[Haskell-cafe] Is it possible to represent such polymorphism?
allbery.b at gmail.com
Sun Oct 2 21:36:50 CEST 2011
On Sun, Oct 2, 2011 at 15:17, <sdiyazg at sjtu.edu.cn> wrote:
> But it's so verbose (even more so than similar C++ template code I guess),
> introduces an additional name (the typeclass) into the current scope, and
> requires 2 extensions: TypeFamilies and FlexibleInstances.Is there a cleaner
> way to do this?
Not for your meaning of "clean".
C++ is an object-oriented programming language; given a method call, it
tries really hard to shoehorn the arguments to the call into some declared
method somewhere along the inheritance chain. Haskell is a functional
programming language; it is strongly typed, and typeclasses are a mechanism
to allow that typing to be weakened in a strictly controlled fashion. In
some sense, it's not *supposed* to be convenient, because the whole point is
you're not supposed to throw arbitrarily-typed expressions at arbitrary
functions. Instead, a properly designed program is characterized by its
types; if the types are well designed for the problem being solved, they
very nearly write the program by themselves.

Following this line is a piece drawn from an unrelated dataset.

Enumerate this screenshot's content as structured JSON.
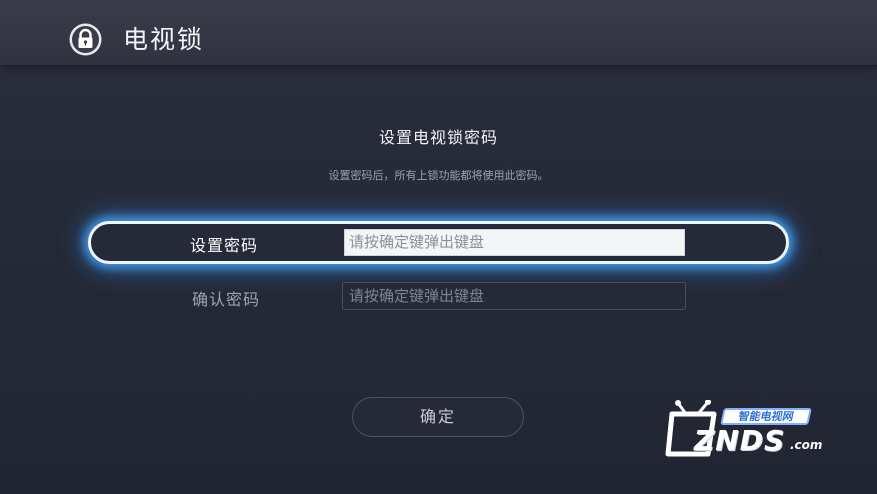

This doesn't mean that use of typeclasses / ad-hoc polymorphism is
automatically a sign of a poor design, but it *does* mean you should think
about what you're trying to do whenever you find yourself considering them.
Nor does it mean that C++ is in some sense "wrong"; it means the languages
are fundamentally different, and the appropriate design of a program is
therefore also usually different between the two.